I installed HASSio using the HASSio-supervisor container on unRAID docker.
The installation does not use local DNS resolvers out of the box, so I used the CLI to do this:
ha dns options --servers dns://ip-of-router
ha dns info
shows that the configured DNS resolver on the router should be used now, but it is not used, so the names of the local devices cannot be resolved and their integrations don’t work.
ha dns restart
did not help.
Restarting docker altogether did not help.
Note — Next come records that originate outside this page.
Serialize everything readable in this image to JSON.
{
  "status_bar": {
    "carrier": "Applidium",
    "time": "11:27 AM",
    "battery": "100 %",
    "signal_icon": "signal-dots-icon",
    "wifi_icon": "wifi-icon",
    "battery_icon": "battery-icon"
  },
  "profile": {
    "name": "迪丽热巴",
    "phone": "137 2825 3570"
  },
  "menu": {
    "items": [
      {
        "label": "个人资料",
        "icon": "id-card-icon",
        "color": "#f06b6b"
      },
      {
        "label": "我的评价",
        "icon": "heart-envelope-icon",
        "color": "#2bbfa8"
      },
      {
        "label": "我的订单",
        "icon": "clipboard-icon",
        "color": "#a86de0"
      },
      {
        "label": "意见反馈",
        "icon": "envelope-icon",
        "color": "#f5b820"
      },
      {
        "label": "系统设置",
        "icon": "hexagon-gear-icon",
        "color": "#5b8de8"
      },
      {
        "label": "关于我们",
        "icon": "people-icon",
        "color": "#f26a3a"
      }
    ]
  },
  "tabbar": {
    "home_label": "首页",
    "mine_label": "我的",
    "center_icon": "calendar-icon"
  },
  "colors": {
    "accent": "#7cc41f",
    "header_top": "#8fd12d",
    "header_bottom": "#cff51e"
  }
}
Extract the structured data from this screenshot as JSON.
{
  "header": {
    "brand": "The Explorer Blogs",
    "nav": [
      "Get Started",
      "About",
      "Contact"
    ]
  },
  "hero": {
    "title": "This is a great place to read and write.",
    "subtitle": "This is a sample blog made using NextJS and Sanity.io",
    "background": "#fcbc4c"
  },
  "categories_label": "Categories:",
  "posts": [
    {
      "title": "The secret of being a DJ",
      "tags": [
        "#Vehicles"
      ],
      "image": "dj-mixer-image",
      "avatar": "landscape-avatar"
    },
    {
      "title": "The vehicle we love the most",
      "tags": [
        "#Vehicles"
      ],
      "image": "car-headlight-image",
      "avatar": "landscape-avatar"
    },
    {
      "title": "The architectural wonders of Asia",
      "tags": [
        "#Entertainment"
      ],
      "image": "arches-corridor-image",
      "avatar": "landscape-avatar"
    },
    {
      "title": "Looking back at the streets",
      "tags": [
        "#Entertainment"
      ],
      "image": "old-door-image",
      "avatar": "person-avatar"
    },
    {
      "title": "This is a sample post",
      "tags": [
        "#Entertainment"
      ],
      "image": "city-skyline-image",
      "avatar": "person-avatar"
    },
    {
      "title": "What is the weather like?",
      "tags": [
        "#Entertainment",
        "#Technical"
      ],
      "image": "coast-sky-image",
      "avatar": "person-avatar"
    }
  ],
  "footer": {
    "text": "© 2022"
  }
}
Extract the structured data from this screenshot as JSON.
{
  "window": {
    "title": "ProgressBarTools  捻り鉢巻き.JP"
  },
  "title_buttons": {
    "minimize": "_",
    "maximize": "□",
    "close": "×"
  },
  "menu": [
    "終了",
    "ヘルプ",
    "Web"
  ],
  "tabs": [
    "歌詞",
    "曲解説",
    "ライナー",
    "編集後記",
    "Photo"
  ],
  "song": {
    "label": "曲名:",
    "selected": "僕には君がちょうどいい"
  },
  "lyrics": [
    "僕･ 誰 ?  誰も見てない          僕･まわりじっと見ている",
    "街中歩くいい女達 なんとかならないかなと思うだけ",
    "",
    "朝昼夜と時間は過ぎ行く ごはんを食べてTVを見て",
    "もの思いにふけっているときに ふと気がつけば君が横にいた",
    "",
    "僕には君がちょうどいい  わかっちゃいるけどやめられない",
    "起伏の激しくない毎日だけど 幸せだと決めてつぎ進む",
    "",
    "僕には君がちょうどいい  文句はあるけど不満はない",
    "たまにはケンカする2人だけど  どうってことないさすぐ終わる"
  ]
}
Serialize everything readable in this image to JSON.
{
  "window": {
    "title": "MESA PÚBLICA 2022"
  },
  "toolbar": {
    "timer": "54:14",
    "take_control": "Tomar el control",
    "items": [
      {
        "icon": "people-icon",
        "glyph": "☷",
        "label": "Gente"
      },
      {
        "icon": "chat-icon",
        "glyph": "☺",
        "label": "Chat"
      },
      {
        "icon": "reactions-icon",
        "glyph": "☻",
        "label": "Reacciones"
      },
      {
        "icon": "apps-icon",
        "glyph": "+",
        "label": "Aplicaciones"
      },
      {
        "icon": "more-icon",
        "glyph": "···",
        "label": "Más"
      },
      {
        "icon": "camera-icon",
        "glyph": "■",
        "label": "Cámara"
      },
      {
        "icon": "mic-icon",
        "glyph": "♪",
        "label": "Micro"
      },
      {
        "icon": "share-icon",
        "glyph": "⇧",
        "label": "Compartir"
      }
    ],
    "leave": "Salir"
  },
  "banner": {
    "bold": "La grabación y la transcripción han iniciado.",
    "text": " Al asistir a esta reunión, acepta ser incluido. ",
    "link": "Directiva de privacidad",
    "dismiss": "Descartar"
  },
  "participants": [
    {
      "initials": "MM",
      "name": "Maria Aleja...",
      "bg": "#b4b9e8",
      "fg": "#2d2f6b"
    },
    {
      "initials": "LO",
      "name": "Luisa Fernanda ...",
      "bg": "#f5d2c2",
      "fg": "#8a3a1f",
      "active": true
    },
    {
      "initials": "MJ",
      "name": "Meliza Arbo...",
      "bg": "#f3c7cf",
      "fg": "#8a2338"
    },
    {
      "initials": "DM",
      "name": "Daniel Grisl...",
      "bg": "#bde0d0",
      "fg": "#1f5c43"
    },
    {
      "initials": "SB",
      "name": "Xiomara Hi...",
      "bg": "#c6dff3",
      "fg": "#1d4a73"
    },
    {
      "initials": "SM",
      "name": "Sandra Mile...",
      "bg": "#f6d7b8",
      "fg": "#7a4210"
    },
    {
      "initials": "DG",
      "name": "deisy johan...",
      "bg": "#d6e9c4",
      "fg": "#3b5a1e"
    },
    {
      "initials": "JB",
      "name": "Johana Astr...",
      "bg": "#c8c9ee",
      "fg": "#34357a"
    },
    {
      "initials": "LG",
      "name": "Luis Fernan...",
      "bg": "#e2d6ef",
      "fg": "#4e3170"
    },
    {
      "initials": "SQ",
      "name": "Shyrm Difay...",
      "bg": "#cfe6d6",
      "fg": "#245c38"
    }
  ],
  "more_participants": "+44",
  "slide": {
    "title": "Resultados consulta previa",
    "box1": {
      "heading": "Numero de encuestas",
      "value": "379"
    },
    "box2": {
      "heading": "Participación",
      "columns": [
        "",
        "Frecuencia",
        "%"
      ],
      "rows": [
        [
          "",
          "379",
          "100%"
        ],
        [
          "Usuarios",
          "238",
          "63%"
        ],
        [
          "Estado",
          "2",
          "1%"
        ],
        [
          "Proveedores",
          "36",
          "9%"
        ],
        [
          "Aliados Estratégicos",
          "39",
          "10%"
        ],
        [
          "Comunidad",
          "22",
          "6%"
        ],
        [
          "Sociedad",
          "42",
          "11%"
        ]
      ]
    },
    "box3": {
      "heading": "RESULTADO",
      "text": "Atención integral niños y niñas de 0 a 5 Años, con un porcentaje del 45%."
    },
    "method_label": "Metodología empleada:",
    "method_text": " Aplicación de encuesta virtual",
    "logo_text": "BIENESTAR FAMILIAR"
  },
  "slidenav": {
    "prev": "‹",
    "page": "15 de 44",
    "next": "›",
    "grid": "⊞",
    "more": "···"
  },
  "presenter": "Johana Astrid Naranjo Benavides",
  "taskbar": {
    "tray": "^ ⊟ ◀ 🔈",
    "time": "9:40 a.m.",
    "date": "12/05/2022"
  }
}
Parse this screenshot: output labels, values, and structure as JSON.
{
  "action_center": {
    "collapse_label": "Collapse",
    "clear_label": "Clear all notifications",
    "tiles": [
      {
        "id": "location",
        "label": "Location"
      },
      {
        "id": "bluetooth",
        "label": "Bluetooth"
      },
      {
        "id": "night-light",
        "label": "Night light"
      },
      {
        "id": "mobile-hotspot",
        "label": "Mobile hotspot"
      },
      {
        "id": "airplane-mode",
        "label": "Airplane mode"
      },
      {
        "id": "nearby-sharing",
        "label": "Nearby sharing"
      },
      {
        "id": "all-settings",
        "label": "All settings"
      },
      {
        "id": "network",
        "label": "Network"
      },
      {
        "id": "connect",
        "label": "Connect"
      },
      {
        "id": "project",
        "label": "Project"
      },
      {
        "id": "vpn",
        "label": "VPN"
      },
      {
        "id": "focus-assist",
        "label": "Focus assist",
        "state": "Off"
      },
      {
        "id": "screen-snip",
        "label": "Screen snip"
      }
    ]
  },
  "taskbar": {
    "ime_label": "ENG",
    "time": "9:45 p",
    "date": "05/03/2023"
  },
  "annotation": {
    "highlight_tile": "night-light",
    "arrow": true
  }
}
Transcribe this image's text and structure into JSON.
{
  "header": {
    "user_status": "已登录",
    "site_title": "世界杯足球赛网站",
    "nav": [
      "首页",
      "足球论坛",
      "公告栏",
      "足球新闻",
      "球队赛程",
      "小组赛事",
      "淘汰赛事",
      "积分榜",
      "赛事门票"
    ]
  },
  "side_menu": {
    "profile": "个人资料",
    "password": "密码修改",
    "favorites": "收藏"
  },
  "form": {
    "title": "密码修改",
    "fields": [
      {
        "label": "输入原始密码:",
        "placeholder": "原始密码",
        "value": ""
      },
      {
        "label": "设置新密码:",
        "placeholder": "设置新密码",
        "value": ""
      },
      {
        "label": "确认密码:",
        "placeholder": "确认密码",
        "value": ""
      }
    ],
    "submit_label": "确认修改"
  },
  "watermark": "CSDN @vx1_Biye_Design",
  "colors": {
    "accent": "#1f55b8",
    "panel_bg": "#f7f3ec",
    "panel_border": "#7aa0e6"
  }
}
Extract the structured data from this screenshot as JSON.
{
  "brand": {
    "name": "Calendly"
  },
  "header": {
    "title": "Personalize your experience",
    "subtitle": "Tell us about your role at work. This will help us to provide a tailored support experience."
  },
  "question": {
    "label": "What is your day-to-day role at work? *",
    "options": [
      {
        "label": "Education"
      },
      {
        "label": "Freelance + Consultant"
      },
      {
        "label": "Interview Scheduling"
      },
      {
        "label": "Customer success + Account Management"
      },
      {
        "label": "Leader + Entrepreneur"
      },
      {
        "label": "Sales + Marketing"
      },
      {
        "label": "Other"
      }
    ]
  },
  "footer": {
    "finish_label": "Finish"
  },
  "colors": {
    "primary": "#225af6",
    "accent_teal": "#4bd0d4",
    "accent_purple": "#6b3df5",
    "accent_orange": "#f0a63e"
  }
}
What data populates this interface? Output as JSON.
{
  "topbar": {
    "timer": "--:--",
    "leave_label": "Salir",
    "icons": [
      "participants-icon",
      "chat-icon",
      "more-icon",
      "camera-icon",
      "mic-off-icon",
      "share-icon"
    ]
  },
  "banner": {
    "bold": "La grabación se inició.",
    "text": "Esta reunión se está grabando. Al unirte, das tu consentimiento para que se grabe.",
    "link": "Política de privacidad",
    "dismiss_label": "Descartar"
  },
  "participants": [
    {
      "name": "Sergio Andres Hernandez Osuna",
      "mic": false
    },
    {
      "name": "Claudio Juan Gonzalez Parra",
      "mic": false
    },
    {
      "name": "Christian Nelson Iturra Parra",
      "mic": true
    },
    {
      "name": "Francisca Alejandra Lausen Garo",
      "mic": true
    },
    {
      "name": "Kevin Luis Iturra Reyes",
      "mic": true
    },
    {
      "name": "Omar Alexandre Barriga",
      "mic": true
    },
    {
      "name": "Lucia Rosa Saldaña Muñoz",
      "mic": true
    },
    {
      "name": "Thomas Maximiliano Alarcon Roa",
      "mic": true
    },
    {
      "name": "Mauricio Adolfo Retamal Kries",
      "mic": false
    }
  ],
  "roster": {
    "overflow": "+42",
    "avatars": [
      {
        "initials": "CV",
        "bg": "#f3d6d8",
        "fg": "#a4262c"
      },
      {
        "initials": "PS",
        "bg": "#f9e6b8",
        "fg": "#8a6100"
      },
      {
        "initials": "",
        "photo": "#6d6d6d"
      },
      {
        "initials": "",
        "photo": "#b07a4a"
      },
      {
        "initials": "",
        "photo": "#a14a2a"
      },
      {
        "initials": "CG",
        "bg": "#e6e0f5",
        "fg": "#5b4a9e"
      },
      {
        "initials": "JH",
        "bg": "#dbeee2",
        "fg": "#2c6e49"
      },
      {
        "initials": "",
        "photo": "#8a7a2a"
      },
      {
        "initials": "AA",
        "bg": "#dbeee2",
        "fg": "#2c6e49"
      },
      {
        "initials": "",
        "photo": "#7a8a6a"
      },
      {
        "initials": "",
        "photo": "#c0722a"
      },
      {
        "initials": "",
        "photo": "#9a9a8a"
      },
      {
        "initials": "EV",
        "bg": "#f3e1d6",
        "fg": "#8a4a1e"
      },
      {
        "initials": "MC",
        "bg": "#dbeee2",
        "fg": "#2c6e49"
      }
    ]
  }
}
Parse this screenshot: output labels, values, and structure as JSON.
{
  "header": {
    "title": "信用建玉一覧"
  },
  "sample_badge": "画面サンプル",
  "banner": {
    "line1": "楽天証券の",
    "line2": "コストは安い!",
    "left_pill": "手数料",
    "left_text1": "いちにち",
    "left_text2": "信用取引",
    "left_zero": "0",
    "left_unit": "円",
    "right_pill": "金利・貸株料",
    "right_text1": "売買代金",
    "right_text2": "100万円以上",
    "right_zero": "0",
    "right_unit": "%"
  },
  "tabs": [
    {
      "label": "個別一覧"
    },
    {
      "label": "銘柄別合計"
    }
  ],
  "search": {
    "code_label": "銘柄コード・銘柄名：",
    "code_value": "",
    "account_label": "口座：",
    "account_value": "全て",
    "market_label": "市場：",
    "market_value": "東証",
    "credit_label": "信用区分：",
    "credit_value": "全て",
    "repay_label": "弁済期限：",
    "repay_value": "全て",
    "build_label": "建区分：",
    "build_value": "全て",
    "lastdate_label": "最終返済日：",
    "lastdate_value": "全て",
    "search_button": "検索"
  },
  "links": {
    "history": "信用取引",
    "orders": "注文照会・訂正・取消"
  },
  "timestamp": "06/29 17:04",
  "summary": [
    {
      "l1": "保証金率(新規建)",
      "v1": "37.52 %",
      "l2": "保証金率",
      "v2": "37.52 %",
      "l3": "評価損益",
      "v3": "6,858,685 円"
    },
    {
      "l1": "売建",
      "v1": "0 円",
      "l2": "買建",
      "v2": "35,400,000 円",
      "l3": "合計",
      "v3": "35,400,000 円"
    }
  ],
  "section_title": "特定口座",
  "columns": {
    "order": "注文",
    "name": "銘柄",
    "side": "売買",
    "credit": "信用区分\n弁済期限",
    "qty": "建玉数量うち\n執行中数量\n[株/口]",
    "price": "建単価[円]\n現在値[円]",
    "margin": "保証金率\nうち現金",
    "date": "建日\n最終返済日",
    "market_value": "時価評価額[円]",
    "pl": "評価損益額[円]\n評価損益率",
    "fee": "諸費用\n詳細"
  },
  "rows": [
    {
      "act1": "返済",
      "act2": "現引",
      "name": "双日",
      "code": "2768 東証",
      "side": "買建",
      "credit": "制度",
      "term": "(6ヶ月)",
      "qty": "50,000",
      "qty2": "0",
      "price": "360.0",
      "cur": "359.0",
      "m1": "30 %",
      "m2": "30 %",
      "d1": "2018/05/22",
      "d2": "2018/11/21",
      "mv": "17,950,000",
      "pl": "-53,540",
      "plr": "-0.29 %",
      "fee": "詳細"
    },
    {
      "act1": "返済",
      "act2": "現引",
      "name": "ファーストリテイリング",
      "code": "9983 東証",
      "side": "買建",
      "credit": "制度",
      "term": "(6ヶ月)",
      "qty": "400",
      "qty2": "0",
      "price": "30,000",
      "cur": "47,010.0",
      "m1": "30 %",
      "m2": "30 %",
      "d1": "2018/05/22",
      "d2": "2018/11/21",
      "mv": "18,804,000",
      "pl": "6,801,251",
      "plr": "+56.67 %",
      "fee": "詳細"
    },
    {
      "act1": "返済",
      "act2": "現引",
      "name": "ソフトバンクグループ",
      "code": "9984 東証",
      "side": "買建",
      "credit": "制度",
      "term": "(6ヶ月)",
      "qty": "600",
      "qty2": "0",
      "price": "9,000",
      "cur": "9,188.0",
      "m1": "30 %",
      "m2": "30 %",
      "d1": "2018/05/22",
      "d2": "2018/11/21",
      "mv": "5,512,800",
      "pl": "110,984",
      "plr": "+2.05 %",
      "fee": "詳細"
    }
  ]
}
After restarting docker, the ha dns info
shows that the local dns on the router should still be used, so the config is still right.
The coredns config file looks like this:
.:53 {
log
errors
loop
hosts /config/hosts {
fallthrough
}
template ANY AAAA local.hass.io hassio {
rcode NOERROR
}
mdns
forward . dns://ip-of-router dns://127.0.0.11 dns://127.0.0.1:5553 {
except local.hass.io
policy sequential
health_check 5s
}
fallback REFUSED . dns://127.0.0.1:5553
fallback SERVFAIL . dns://127.0.0.1:5553
fallback NXDOMAIN . dns://127.0.0.1:5553
cache 10
}
.:5553 {
log
errors
forward . tls://1.1.1.1 tls://1.0.0.1 {
tls_servername cloudflare-dns.com
except local.hass.io
health_check 10s
}
cache 30
If I understand this correctly, it should be asking the local DNS on the router first. If that fails it asks some docker container (?what??) and then uses cloudflare via DoT.
Using tcpdump on the router I can see that the requests come terminated with a dot “.” like this: “a-local-hostname.”
This is not a great idea. The router would (as configured currently) only resolve “a-local-hostname” or “a-local-hostname.lan” or “a-local-hostname.lan.”
Usually I would just throw “domain lan” into /etc/resolv.conf, but I guess that wouldn’t work in this setup where such files are generated on the fly.
What would be the right way to either keep the resolver from appending a dot or to make it append “lan”?